At the same time Zingg made clear in launching the policy that three of its key intents were to create guidelines for reporting misconduct, affirm due process, and protect academic freedom. Thus any observer would note a disconnect between the goals of the anti-cheating policy and the functions of the anti-cheating committee.
Indeed, the committee later broadened its scope to create a Web site to report cheating and plagiarism. In its final period of activity (autumn 2006), the committee did create an informational Web site but did nothing online for faculty to report cases of cheating and plagiarism.
Eric Gampel, a philosophy professor and a member of the committee during its last days, noted the lack of faculty interest. He added that some faculty choose to police cheating, while others choose not to do so.
“There are potential hassles and [liability] risks that justify simply looking the other way,” he explained. He pointed out there appears to be diminishing interest nationwide in academic honesty.
Andy Flescher, a religious-studies professor and one of the authors of the original policy, said that policing and prosecuting cheating and plagiarism add to the workload of professors in an era when they receive minimal pay but must struggle with overcrowded classes.
Indeed, during the document-approval process, the senate removed a clause saying that faculty members should be held responsible for prosecuting cheating, Flescher said. The penalty for not doing so would be a reprimand.
If the central administration had taken academic integrity seriously, he added, it would have made sure there was some means in place for systematically reporting and prosecuting every instance of dishonesty.
Gampel wrote a final report for the senate dated April 27, 2007, in which he said committee efforts “never really got off the ground in the fall [of 2006]. No faculty members were willing and able to serve as chair … so Jason Fitzer [A.S. director of student affairs, an ex-officio member of the committee] took on the role.” The report notes the problem of meeting-time conflicts and the inability of the group to establish funding through grants.

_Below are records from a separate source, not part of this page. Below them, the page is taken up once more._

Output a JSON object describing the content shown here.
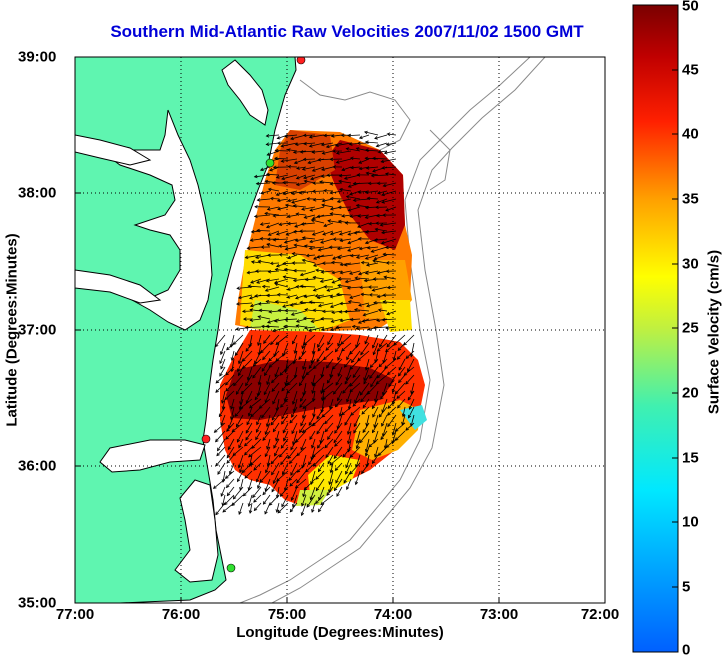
{
  "map": {
    "title": "Southern Mid-Atlantic Raw Velocities 2007/11/02 1500 GMT",
    "xlabel": "Longitude (Degrees:Minutes)",
    "ylabel": "Latitude (Degrees:Minutes)",
    "colorbar_label": "Surface Velocity (cm/s)",
    "x_ticks": [
      "77:00",
      "76:00",
      "75:00",
      "74:00",
      "73:00",
      "72:00"
    ],
    "y_ticks": [
      "39:00",
      "38:00",
      "37:00",
      "36:00",
      "35:00"
    ],
    "colorbar_ticks": [
      "50",
      "45",
      "40",
      "35",
      "30",
      "25",
      "20",
      "15",
      "10",
      "5",
      "0"
    ],
    "colors": {
      "land": "#5ff5b0",
      "water": "#ffffff",
      "coastline": "#000000",
      "bathymetry": "#8a8a8a",
      "station": "#ff2020",
      "station_green": "#30e030",
      "title": "#0000d8"
    }
  },
  "chart_data": {
    "type": "heatmap",
    "xlim": [
      -77,
      -72
    ],
    "ylim": [
      35,
      39
    ],
    "colorbar_range": [
      0,
      50
    ],
    "colormap": "jet",
    "grid": "dotted",
    "stations": [
      {
        "lon": -74.85,
        "lat": 39.0,
        "color": "red"
      },
      {
        "lon": -75.2,
        "lat": 38.22,
        "color": "green"
      },
      {
        "lon": -75.74,
        "lat": 36.18,
        "color": "red"
      },
      {
        "lon": -75.47,
        "lat": 35.25,
        "color": "green"
      }
    ],
    "velocity_regions": [
      {
        "lon": -74.2,
        "lat": 37.9,
        "speed": 48
      },
      {
        "lon": -74.5,
        "lat": 37.5,
        "speed": 40
      },
      {
        "lon": -74.9,
        "lat": 37.2,
        "speed": 26
      },
      {
        "lon": -74.4,
        "lat": 36.6,
        "speed": 45
      },
      {
        "lon": -75.2,
        "lat": 36.5,
        "speed": 47
      },
      {
        "lon": -74.0,
        "lat": 36.4,
        "speed": 30
      },
      {
        "lon": -74.8,
        "lat": 36.0,
        "speed": 36
      }
    ]
  }
}
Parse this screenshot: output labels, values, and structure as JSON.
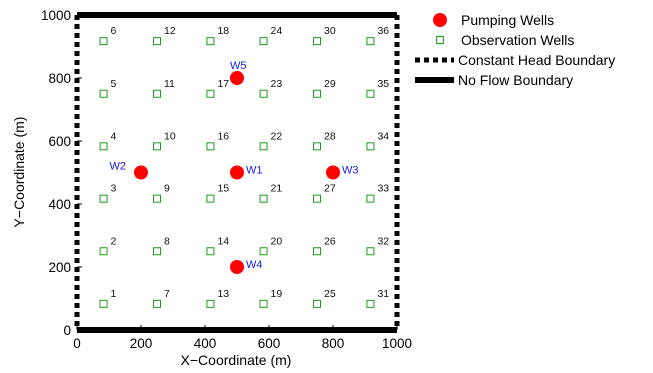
{
  "chart_data": {
    "type": "scatter",
    "xlabel": "X−Coordinate (m)",
    "ylabel": "Y−Coordinate (m)",
    "xlim": [
      0,
      1000
    ],
    "ylim": [
      0,
      1000
    ],
    "xticks": [
      0,
      200,
      400,
      600,
      800,
      1000
    ],
    "yticks": [
      0,
      200,
      400,
      600,
      800,
      1000
    ],
    "grid": false,
    "legend_position": "outside-right",
    "series": [
      {
        "name": "Pumping Wells",
        "marker": "filled-circle",
        "color": "#ff0000",
        "points": [
          {
            "label": "W1",
            "x": 500,
            "y": 500
          },
          {
            "label": "W2",
            "x": 200,
            "y": 500
          },
          {
            "label": "W3",
            "x": 800,
            "y": 500
          },
          {
            "label": "W4",
            "x": 500,
            "y": 200
          },
          {
            "label": "W5",
            "x": 500,
            "y": 800
          }
        ]
      },
      {
        "name": "Observation Wells",
        "marker": "open-square",
        "color": "#1a9e1a",
        "points": [
          {
            "label": "1",
            "x": 83,
            "y": 83
          },
          {
            "label": "2",
            "x": 83,
            "y": 250
          },
          {
            "label": "3",
            "x": 83,
            "y": 417
          },
          {
            "label": "4",
            "x": 83,
            "y": 583
          },
          {
            "label": "5",
            "x": 83,
            "y": 750
          },
          {
            "label": "6",
            "x": 83,
            "y": 917
          },
          {
            "label": "7",
            "x": 250,
            "y": 83
          },
          {
            "label": "8",
            "x": 250,
            "y": 250
          },
          {
            "label": "9",
            "x": 250,
            "y": 417
          },
          {
            "label": "10",
            "x": 250,
            "y": 583
          },
          {
            "label": "11",
            "x": 250,
            "y": 750
          },
          {
            "label": "12",
            "x": 250,
            "y": 917
          },
          {
            "label": "13",
            "x": 417,
            "y": 83
          },
          {
            "label": "14",
            "x": 417,
            "y": 250
          },
          {
            "label": "15",
            "x": 417,
            "y": 417
          },
          {
            "label": "16",
            "x": 417,
            "y": 583
          },
          {
            "label": "17",
            "x": 417,
            "y": 750
          },
          {
            "label": "18",
            "x": 417,
            "y": 917
          },
          {
            "label": "19",
            "x": 583,
            "y": 83
          },
          {
            "label": "20",
            "x": 583,
            "y": 250
          },
          {
            "label": "21",
            "x": 583,
            "y": 417
          },
          {
            "label": "22",
            "x": 583,
            "y": 583
          },
          {
            "label": "23",
            "x": 583,
            "y": 750
          },
          {
            "label": "24",
            "x": 583,
            "y": 917
          },
          {
            "label": "25",
            "x": 750,
            "y": 83
          },
          {
            "label": "26",
            "x": 750,
            "y": 250
          },
          {
            "label": "27",
            "x": 750,
            "y": 417
          },
          {
            "label": "28",
            "x": 750,
            "y": 583
          },
          {
            "label": "29",
            "x": 750,
            "y": 750
          },
          {
            "label": "30",
            "x": 750,
            "y": 917
          },
          {
            "label": "31",
            "x": 917,
            "y": 83
          },
          {
            "label": "32",
            "x": 917,
            "y": 250
          },
          {
            "label": "33",
            "x": 917,
            "y": 417
          },
          {
            "label": "34",
            "x": 917,
            "y": 583
          },
          {
            "label": "35",
            "x": 917,
            "y": 750
          },
          {
            "label": "36",
            "x": 917,
            "y": 917
          }
        ]
      }
    ],
    "boundaries": [
      {
        "name": "Constant Head Boundary",
        "style": "dashed",
        "sides": [
          "left",
          "right"
        ]
      },
      {
        "name": "No Flow Boundary",
        "style": "solid",
        "sides": [
          "top",
          "bottom"
        ]
      }
    ],
    "legend": [
      {
        "label": "Pumping Wells",
        "symbol": "filled-circle",
        "color": "#ff0000"
      },
      {
        "label": "Observation Wells",
        "symbol": "open-square",
        "color": "#1a9e1a"
      },
      {
        "label": "Constant Head Boundary",
        "symbol": "dashed-line",
        "color": "#000000"
      },
      {
        "label": "No Flow Boundary",
        "symbol": "solid-line",
        "color": "#000000"
      }
    ]
  }
}
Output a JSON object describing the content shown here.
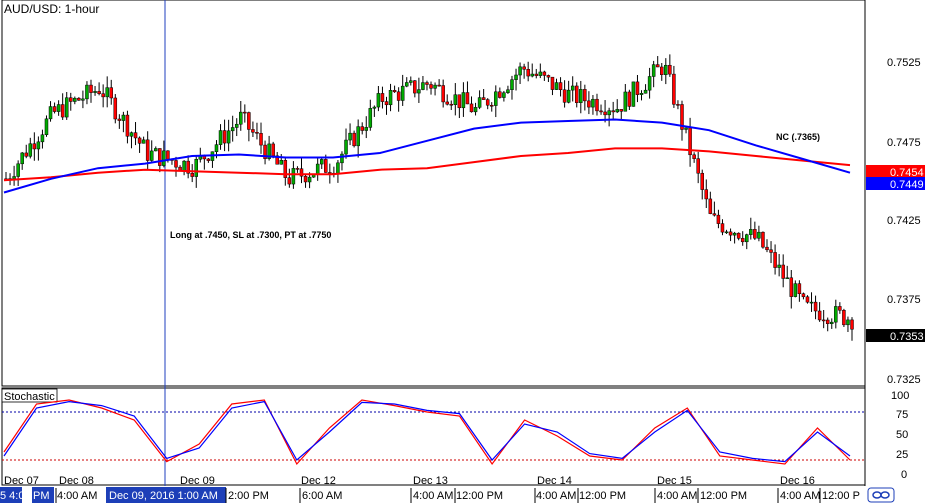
{
  "chart_data": [
    {
      "type": "candlestick",
      "title": "AUD/USD: 1-hour",
      "y_ticks": [
        "0.7525",
        "0.7475",
        "0.7425",
        "0.7375",
        "0.7325"
      ],
      "ylim": [
        0.731,
        0.756
      ],
      "price_labels": [
        {
          "value": "0.7454",
          "color": "#ff0000"
        },
        {
          "value": "0.7449",
          "color": "#0000ff"
        },
        {
          "value": "0.7353",
          "color": "#000000"
        }
      ],
      "annotations": [
        "Long at .7450, SL at .7300, PT at .7750",
        "NC (.7365)"
      ],
      "series": [
        {
          "name": "",
          "color": "#ff0000",
          "kind": "moving-average",
          "values": [
            0.7444,
            0.7446,
            0.7449,
            0.7451,
            0.745,
            0.7449,
            0.7448,
            0.7448,
            0.7451,
            0.7452,
            0.7456,
            0.746,
            0.7462,
            0.7465,
            0.7465,
            0.7463,
            0.746,
            0.7457,
            0.7454
          ]
        },
        {
          "name": "",
          "color": "#0000ff",
          "kind": "moving-average",
          "values": [
            0.7436,
            0.7445,
            0.7452,
            0.7455,
            0.746,
            0.7461,
            0.7459,
            0.7459,
            0.7462,
            0.747,
            0.7478,
            0.7482,
            0.7483,
            0.7484,
            0.7482,
            0.7477,
            0.7467,
            0.7458,
            0.7449
          ]
        },
        {
          "name": "",
          "color": "#000000",
          "kind": "ohlc-closes",
          "values": [
            0.7445,
            0.7488,
            0.7505,
            0.7462,
            0.7453,
            0.7485,
            0.7445,
            0.7455,
            0.7498,
            0.7508,
            0.749,
            0.7518,
            0.75,
            0.7492,
            0.752,
            0.7418,
            0.7405,
            0.736,
            0.7353
          ]
        }
      ]
    },
    {
      "type": "line",
      "title": "Stochastic",
      "y_ticks": [
        "100",
        "75",
        "50",
        "25",
        "0"
      ],
      "ylim": [
        0,
        100
      ],
      "levels": [
        80,
        20
      ],
      "series": [
        {
          "name": "",
          "color": "#ff0000",
          "values": [
            30,
            90,
            95,
            85,
            70,
            18,
            40,
            90,
            95,
            15,
            60,
            95,
            88,
            80,
            75,
            15,
            70,
            50,
            25,
            20,
            60,
            85,
            25,
            20,
            15,
            60,
            20
          ]
        },
        {
          "name": "",
          "color": "#0000ff",
          "values": [
            25,
            85,
            93,
            88,
            75,
            22,
            35,
            85,
            93,
            20,
            55,
            92,
            90,
            82,
            78,
            20,
            65,
            55,
            28,
            22,
            55,
            82,
            30,
            22,
            18,
            55,
            25
          ]
        }
      ]
    }
  ],
  "x_axis": {
    "labels": [
      "5 4:0",
      "PM",
      "4:00 AM",
      "Dec 09, 2016 1:00 AM",
      "2:00 PM",
      "6:00 AM",
      "4:00 AM",
      "12:00 PM",
      "4:00 AM",
      "12:00 PM",
      "4:00 AM",
      "12:00 PM",
      "4:00 AM",
      "12:00 P"
    ],
    "date_labels": [
      "Dec 07",
      "Dec 08",
      "Dec 09",
      "Dec 12",
      "Dec 13",
      "Dec 14",
      "Dec 15",
      "Dec 16"
    ]
  },
  "colors": {
    "up": "#00aa00",
    "down": "#ff0000",
    "grid": "#000000",
    "ma_red": "#ff0000",
    "ma_blue": "#0000ff"
  },
  "icons": {
    "corner": "infinity-icon"
  }
}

Contacted for comment, Fitzer, now a senior about to graduate, said he had trouble finding students to serve and that out of six defined student positions on the committee, only one was filled and its occupant active. He added that the issue of academic honesty was important to the students who forced it to the forefront, but those students are now gone.
“I think it’s fair to say there is a comfort level at present with academic honesty [at Chico State],” Fitzer said.
Asked if he thinks students trying to balance part-time jobs and heavy class loads cheat to save time, Fitzer said he lacked information on such a connection and thus had no opinion.
“The committee was never institutionalized,” Gampel said in summary. “It had no continuity, no secretarial or office support, and no home.”
Procedurally, the senate could attempt to revive the committee but would appear to have little reason to do so.